Der Lattentreffer ...

Spätestens im zweiten Abschnitt war es dann ein Duell zwischen Amberger Willen und Kampfbereitschaft gegen Garchinger Schnelligkeit und Übersicht - das Ende ist bekannt. VfR-Trainer Daniel Weber haderte deshalb auch mit dem Ergebnis: "Wir haben eine starke erste Halbzeit gespielt, da hatten wir sehr viel Pech. Amberg macht auf einmal das Tor, obwohl davor nichts von ihnen zu sehen war und der FC rein gar nichts vom Spiel hatte. Das Ergebnis spiegelt den Spielverlauf nicht wider." Der FC habe in bestimmten Situationen eben auch das Glück gehabt, zum Beispiel beim Garchinger Lattentreffer kurz vor dem Abpfiff, so Weber. Wäre dieser Ball reingegangen, der FC Amberg würde mit einem denkbar flaueren Gefühl im Magen die Reise nach Garching antreten.

Anderes Tempo

So sei es aber eben ein starkes Ergebnis, so Timo Rost, mit dem man zwar selbstbewusst nach Garching fahre, aber eben auch im Wissen, was einen dort erwartet: "Man muss sich gegen einen Regionalligisten einfach auf ein anderes Tempo und eine andere Handlungsschnelligkeit einstellen. Aber wir wissen jetzt, wie Garching spielt. Um dort erfolgreich zu sein, müssen wir alles rausknallen." Auch in Garching weiß man, was die Stunde geschlagen hat. Zwei Tore gegen eine solche Defensive aufzuholen, werde extrem schwer. Doch die Elf um Daniel Weber wird bis zur letzten Sekunde um den Regionalligaverbleib kämpfen: "Der FC sollte sich nicht zu früh feiern lassen. Wir haben im Hinspiel nicht viel falsch gemacht. Amberg erwartet ein heißer Tanz."

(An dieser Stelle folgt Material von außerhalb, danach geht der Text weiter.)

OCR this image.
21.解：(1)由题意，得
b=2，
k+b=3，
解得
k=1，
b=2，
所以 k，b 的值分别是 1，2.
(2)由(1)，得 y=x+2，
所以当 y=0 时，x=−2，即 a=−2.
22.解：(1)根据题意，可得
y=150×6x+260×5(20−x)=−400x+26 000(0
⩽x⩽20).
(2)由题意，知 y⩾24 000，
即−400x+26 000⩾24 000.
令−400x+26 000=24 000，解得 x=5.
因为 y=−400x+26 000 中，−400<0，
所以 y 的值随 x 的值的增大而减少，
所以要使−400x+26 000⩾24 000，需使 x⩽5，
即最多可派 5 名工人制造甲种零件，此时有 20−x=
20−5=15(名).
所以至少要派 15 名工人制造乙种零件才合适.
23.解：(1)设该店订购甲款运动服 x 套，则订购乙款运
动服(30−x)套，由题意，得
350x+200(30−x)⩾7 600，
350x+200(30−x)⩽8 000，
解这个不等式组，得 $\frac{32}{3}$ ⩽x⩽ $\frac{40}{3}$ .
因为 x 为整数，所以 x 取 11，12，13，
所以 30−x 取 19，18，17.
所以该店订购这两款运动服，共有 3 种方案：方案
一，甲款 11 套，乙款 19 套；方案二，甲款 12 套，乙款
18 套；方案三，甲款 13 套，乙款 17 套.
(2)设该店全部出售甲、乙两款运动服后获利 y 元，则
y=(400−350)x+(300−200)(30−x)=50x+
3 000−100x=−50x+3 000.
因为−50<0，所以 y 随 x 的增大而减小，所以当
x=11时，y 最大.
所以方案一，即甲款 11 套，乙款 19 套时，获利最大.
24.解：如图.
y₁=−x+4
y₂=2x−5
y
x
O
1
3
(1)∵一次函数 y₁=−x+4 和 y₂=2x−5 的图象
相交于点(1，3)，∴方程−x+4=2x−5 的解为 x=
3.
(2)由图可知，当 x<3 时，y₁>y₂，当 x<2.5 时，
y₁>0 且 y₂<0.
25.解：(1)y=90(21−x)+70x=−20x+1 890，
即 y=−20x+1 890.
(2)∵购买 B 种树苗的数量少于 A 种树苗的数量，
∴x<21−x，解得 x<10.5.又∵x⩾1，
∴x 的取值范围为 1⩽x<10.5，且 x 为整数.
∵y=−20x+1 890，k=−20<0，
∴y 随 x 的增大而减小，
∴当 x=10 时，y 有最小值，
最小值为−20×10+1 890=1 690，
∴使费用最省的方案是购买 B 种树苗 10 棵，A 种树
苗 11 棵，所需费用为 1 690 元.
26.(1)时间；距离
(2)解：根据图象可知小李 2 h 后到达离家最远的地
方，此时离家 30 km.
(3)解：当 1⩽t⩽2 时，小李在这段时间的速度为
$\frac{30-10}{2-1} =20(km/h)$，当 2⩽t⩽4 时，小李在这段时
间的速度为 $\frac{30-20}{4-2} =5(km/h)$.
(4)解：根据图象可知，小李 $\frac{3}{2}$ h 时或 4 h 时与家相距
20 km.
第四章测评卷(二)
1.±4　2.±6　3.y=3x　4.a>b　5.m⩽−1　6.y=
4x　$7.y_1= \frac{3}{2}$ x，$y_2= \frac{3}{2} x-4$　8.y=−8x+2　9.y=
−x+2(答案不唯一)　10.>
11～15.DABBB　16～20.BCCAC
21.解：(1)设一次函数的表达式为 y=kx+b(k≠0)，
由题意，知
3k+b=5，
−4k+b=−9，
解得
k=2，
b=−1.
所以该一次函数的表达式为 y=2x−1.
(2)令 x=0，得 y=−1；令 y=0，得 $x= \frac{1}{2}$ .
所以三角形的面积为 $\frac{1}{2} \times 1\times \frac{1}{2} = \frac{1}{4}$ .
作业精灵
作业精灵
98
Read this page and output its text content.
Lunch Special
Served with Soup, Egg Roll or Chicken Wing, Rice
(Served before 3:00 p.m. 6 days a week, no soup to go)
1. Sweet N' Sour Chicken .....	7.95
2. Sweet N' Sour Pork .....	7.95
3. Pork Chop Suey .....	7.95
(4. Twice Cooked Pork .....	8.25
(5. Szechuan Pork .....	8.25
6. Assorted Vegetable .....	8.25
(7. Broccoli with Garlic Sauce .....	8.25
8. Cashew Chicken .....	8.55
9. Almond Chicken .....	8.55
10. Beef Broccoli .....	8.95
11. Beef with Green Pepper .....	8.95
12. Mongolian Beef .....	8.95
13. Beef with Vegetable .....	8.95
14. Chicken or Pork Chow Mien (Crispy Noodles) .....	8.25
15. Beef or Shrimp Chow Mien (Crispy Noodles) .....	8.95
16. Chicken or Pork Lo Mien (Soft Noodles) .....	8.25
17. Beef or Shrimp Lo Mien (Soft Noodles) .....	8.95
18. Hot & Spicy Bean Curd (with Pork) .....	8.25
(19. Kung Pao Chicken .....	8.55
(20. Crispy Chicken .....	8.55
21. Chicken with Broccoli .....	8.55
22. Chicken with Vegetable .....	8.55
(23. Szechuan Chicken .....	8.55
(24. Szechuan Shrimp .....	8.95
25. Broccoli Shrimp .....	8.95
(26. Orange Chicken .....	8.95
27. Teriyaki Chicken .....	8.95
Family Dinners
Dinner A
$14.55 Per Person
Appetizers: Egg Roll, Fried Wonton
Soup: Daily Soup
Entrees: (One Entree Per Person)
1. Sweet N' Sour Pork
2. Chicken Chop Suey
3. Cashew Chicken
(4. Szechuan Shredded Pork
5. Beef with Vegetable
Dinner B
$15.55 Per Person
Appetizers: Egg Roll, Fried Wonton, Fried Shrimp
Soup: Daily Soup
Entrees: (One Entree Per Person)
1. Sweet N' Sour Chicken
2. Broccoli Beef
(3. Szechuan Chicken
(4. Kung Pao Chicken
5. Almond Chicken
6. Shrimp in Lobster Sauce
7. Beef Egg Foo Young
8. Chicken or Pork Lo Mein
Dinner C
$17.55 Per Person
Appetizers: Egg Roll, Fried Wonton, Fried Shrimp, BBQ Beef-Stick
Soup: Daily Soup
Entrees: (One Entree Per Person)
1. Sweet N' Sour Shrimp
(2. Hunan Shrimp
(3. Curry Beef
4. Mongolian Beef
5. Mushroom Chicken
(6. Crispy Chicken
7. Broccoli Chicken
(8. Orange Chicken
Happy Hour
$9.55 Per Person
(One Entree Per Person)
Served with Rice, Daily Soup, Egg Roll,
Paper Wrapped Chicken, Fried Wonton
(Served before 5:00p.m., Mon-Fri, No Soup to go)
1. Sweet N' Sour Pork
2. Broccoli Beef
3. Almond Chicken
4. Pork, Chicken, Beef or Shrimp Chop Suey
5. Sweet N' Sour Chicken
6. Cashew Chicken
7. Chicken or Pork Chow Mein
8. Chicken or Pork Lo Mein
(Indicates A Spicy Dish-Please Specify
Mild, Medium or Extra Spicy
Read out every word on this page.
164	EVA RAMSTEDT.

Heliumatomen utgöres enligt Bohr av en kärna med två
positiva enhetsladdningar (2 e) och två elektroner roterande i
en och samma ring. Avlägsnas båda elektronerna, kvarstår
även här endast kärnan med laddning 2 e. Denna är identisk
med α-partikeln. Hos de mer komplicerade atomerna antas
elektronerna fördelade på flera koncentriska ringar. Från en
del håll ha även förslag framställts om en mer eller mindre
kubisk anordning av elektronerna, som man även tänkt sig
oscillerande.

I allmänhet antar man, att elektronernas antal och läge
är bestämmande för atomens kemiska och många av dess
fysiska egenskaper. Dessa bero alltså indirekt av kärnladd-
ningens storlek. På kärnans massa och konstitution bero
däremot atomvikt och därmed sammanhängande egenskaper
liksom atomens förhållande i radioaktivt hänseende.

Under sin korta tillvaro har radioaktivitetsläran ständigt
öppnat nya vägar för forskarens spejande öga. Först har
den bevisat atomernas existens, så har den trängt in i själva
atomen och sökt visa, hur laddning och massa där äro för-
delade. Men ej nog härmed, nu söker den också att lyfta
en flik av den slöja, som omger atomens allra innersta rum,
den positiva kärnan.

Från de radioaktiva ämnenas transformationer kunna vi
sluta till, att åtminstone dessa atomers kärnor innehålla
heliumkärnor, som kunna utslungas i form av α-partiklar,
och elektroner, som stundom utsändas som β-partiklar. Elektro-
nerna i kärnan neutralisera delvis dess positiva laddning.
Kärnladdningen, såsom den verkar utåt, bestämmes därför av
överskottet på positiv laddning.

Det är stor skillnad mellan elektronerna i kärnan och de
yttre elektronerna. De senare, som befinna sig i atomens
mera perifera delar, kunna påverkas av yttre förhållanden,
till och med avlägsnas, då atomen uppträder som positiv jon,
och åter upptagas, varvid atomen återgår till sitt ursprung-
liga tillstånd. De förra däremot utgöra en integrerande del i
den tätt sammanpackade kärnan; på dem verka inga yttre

Geleitet wird die Partie von Günter Perl, der auf zehn Jahre Bundesligaerfahrung (154 Spiele) als Schiedsrichter zurückblicken darf. Für Ordnung auf dem Platz sollte also gesorgt sein. Für den FC Amberg könnte der Samstag einer der größten Tage der vergangenen Jahre werden. Die Ausgangslage ist gut und fast alle Mann sind an Bord (Alexander Jobst fehlt weiterhin verletzt). Und so stehen nur noch 90 Minuten zwischen dem FC und der Regionalliga. Ein Tor in Garching würde dafür wohl reichen.

FC Amberg: Götz (1), Schober (25), Ceesay (15), Gorgiev (5), Hock (2), Karzmarczyk (18), Graml (6), Hempel (14), Knorr (17), Lincke (19), Morin (22), Plänitz (13), Schwarzfischer (21), Wiedmann (10), Dietl (8), Hauck (27), Seifert (16), Seitz (9), Wiesner (7), Werner (11).